SimGrade: Using Code Similarity Measures for More Accurate Human Grading
Sonja Johnson-Yu, Nicholas Bowman, Mehran Sahami, Chris Piech
Jun 30, 2021 20:40 UTC+2
—
Session PS1
—
Gather Town
Keywords: similarity, code embeddings, embeddings, assessment, grading, human, simgrade, grade, human in the loop, exam, free response, accuracy
Abstract:
In computer science courses, grading such exam problems can be a difficult and inconsistent process, especially when graded by a large course staff. In this paper, we show how AI techniques for recognizing similar assignments have the potential to improve the human grading process.Ideally, different graders assessing the same student submission would assign the same score, but analysis of historical grading patterns shows that this happens less often than desired — an issue that is not commonly acknowledged in the context of programming problems. These inconsistencies can raise questions of fairness and can negatively impact students’ experiences in the course, necessitating the development of methods to ensure more consistent grading.Through analysis of historical exam data, we demonstrate that graders are able to more accurately assign a score to a student submission when they have previously seen another submission similar to it.
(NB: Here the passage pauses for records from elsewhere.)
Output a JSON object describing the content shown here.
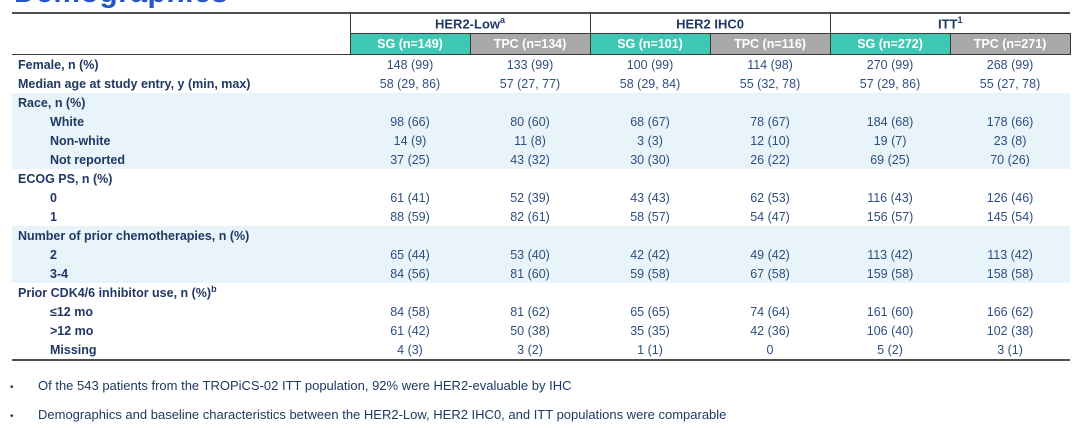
{
  "page": {
    "title": "Demographics",
    "title_color": "#2457C5"
  },
  "table": {
    "colors": {
      "sg_header": "#3EC7B3",
      "tpc_header": "#A9A9A9",
      "band_blue": "#E8F4F9",
      "text_navy": "#1F3864"
    },
    "groups": [
      {
        "label": "HER2-Low",
        "sup": "a"
      },
      {
        "label": "HER2 IHC0",
        "sup": ""
      },
      {
        "label": "ITT",
        "sup": "1"
      }
    ],
    "columns": [
      {
        "label": "SG (n=149)",
        "type": "sg"
      },
      {
        "label": "TPC (n=134)",
        "type": "tpc"
      },
      {
        "label": "SG (n=101)",
        "type": "sg"
      },
      {
        "label": "TPC (n=116)",
        "type": "tpc"
      },
      {
        "label": "SG (n=272)",
        "type": "sg"
      },
      {
        "label": "TPC (n=271)",
        "type": "tpc"
      }
    ],
    "rows": [
      {
        "label": "Female, n (%)",
        "sup": "",
        "indent": false,
        "band": "white",
        "values": [
          "148 (99)",
          "133 (99)",
          "100 (99)",
          "114 (98)",
          "270 (99)",
          "268 (99)"
        ]
      },
      {
        "label": "Median age at study entry, y (min, max)",
        "sup": "",
        "indent": false,
        "band": "white",
        "values": [
          "58 (29, 86)",
          "57 (27, 77)",
          "58 (29, 84)",
          "55 (32, 78)",
          "57 (29, 86)",
          "55 (27, 78)"
        ]
      },
      {
        "label": "Race, n (%)",
        "sup": "",
        "indent": false,
        "band": "blue",
        "values": [
          "",
          "",
          "",
          "",
          "",
          ""
        ]
      },
      {
        "label": "White",
        "sup": "",
        "indent": true,
        "band": "blue",
        "values": [
          "98 (66)",
          "80 (60)",
          "68 (67)",
          "78 (67)",
          "184 (68)",
          "178 (66)"
        ]
      },
      {
        "label": "Non-white",
        "sup": "",
        "indent": true,
        "band": "blue",
        "values": [
          "14 (9)",
          "11 (8)",
          "3 (3)",
          "12 (10)",
          "19 (7)",
          "23 (8)"
        ]
      },
      {
        "label": "Not reported",
        "sup": "",
        "indent": true,
        "band": "blue",
        "values": [
          "37 (25)",
          "43 (32)",
          "30 (30)",
          "26 (22)",
          "69 (25)",
          "70 (26)"
        ]
      },
      {
        "label": "ECOG PS, n (%)",
        "sup": "",
        "indent": false,
        "band": "white",
        "values": [
          "",
          "",
          "",
          "",
          "",
          ""
        ]
      },
      {
        "label": "0",
        "sup": "",
        "indent": true,
        "band": "white",
        "values": [
          "61 (41)",
          "52 (39)",
          "43 (43)",
          "62 (53)",
          "116 (43)",
          "126 (46)"
        ]
      },
      {
        "label": "1",
        "sup": "",
        "indent": true,
        "band": "white",
        "values": [
          "88 (59)",
          "82 (61)",
          "58 (57)",
          "54 (47)",
          "156 (57)",
          "145 (54)"
        ]
      },
      {
        "label": "Number of prior chemotherapies, n (%)",
        "sup": "",
        "indent": false,
        "band": "blue",
        "values": [
          "",
          "",
          "",
          "",
          "",
          ""
        ]
      },
      {
        "label": "2",
        "sup": "",
        "indent": true,
        "band": "blue",
        "values": [
          "65 (44)",
          "53 (40)",
          "42 (42)",
          "49 (42)",
          "113 (42)",
          "113 (42)"
        ]
      },
      {
        "label": "3-4",
        "sup": "",
        "indent": true,
        "band": "blue",
        "values": [
          "84 (56)",
          "81 (60)",
          "59 (58)",
          "67 (58)",
          "159 (58)",
          "158 (58)"
        ]
      },
      {
        "label": "Prior CDK4/6 inhibitor use, n (%)",
        "sup": "b",
        "indent": false,
        "band": "white",
        "values": [
          "",
          "",
          "",
          "",
          "",
          ""
        ]
      },
      {
        "label": "≤12 mo",
        "sup": "",
        "indent": true,
        "band": "white",
        "values": [
          "84 (58)",
          "81 (62)",
          "65 (65)",
          "74 (64)",
          "161 (60)",
          "166 (62)"
        ]
      },
      {
        "label": ">12 mo",
        "sup": "",
        "indent": true,
        "band": "white",
        "values": [
          "61 (42)",
          "50 (38)",
          "35 (35)",
          "42 (36)",
          "106 (40)",
          "102 (38)"
        ]
      },
      {
        "label": "Missing",
        "sup": "",
        "indent": true,
        "band": "white",
        "values": [
          "4 (3)",
          "3 (2)",
          "1 (1)",
          "0",
          "5 (2)",
          "3 (1)"
        ]
      }
    ]
  },
  "bullets": [
    {
      "marker": "•",
      "text": "Of the 543 patients from the TROPiCS-02 ITT population, 92% were HER2-evaluable by IHC"
    },
    {
      "marker": "•",
      "text": "Demographics and baseline characteristics between the HER2-Low, HER2 IHC0, and ITT populations were comparable"
    }
  ]
}
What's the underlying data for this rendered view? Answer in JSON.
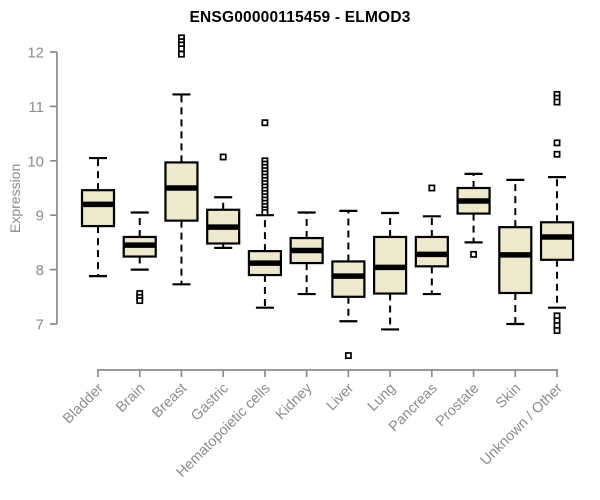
{
  "title": "ENSG00000115459 - ELMOD3",
  "colors": {
    "background": "#ffffff",
    "box_fill": "#EEE8CD",
    "box_border": "#000000",
    "median": "#000000",
    "whisker": "#000000",
    "outlier": "#000000",
    "axis": "#8c8c8c",
    "tick_label": "#8c8c8c",
    "title_text": "#000000"
  },
  "chart_data": {
    "type": "boxplot",
    "title": "ENSG00000115459 - ELMOD3",
    "xlabel": "",
    "ylabel": "Expression",
    "yticks": [
      7,
      8,
      9,
      10,
      11,
      12
    ],
    "ylim": [
      6.3,
      12.4
    ],
    "grid": false,
    "legend": null,
    "categories": [
      "Bladder",
      "Brain",
      "Breast",
      "Gastric",
      "Hematopoietic cells",
      "Kidney",
      "Liver",
      "Lung",
      "Pancreas",
      "Prostate",
      "Skin",
      "Unknown / Other"
    ],
    "boxes": [
      {
        "category": "Bladder",
        "low": 7.88,
        "q1": 8.8,
        "median": 9.2,
        "q3": 9.46,
        "high": 10.05,
        "outliers": []
      },
      {
        "category": "Brain",
        "low": 8.0,
        "q1": 8.24,
        "median": 8.45,
        "q3": 8.6,
        "high": 9.05,
        "outliers": [
          7.56,
          7.49,
          7.43
        ]
      },
      {
        "category": "Breast",
        "low": 7.73,
        "q1": 8.9,
        "median": 9.5,
        "q3": 9.97,
        "high": 11.22,
        "outliers": [
          12.26,
          12.19,
          12.13,
          12.06,
          11.96
        ]
      },
      {
        "category": "Gastric",
        "low": 8.4,
        "q1": 8.48,
        "median": 8.78,
        "q3": 9.1,
        "high": 9.33,
        "outliers": [
          10.07
        ]
      },
      {
        "category": "Hematopoietic cells",
        "low": 7.3,
        "q1": 7.9,
        "median": 8.12,
        "q3": 8.34,
        "high": 9.0,
        "outliers": [
          10.7,
          10.0,
          9.94,
          9.88,
          9.82,
          9.76,
          9.7,
          9.64,
          9.58,
          9.52,
          9.46,
          9.4,
          9.34,
          9.28,
          9.22,
          9.16,
          9.1,
          9.05
        ]
      },
      {
        "category": "Kidney",
        "low": 7.55,
        "q1": 8.12,
        "median": 8.35,
        "q3": 8.58,
        "high": 9.05,
        "outliers": []
      },
      {
        "category": "Liver",
        "low": 7.05,
        "q1": 7.5,
        "median": 7.88,
        "q3": 8.15,
        "high": 9.08,
        "outliers": [
          6.42
        ]
      },
      {
        "category": "Lung",
        "low": 6.9,
        "q1": 7.56,
        "median": 8.04,
        "q3": 8.6,
        "high": 9.04,
        "outliers": []
      },
      {
        "category": "Pancreas",
        "low": 7.55,
        "q1": 8.06,
        "median": 8.28,
        "q3": 8.6,
        "high": 8.98,
        "outliers": [
          9.5
        ]
      },
      {
        "category": "Prostate",
        "low": 8.5,
        "q1": 9.03,
        "median": 9.26,
        "q3": 9.5,
        "high": 9.76,
        "outliers": [
          8.28
        ]
      },
      {
        "category": "Skin",
        "low": 7.0,
        "q1": 7.57,
        "median": 8.27,
        "q3": 8.78,
        "high": 9.65,
        "outliers": []
      },
      {
        "category": "Unknown / Other",
        "low": 7.3,
        "q1": 8.18,
        "median": 8.6,
        "q3": 8.87,
        "high": 9.7,
        "outliers": [
          11.22,
          11.15,
          11.08,
          10.33,
          10.12,
          7.15,
          7.06,
          6.97,
          6.88
        ]
      }
    ]
  }
}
As a result, we hypothesize that we can improve exam grading accuracy by ensuring that each submission that a grader sees is similar to at least one submission they have previously seen.We propose several algorithms for (1) assigning student submissions to graders, and (2) ordering submissions to maximize the probability that a grader has previously seen a similar solution, leveraging distributed representations of student code in order to measure similarity between submissions. We demonstrate that these algorithms achieve higher grading accuracy than is achieved by randomly assigning and ordering submissions.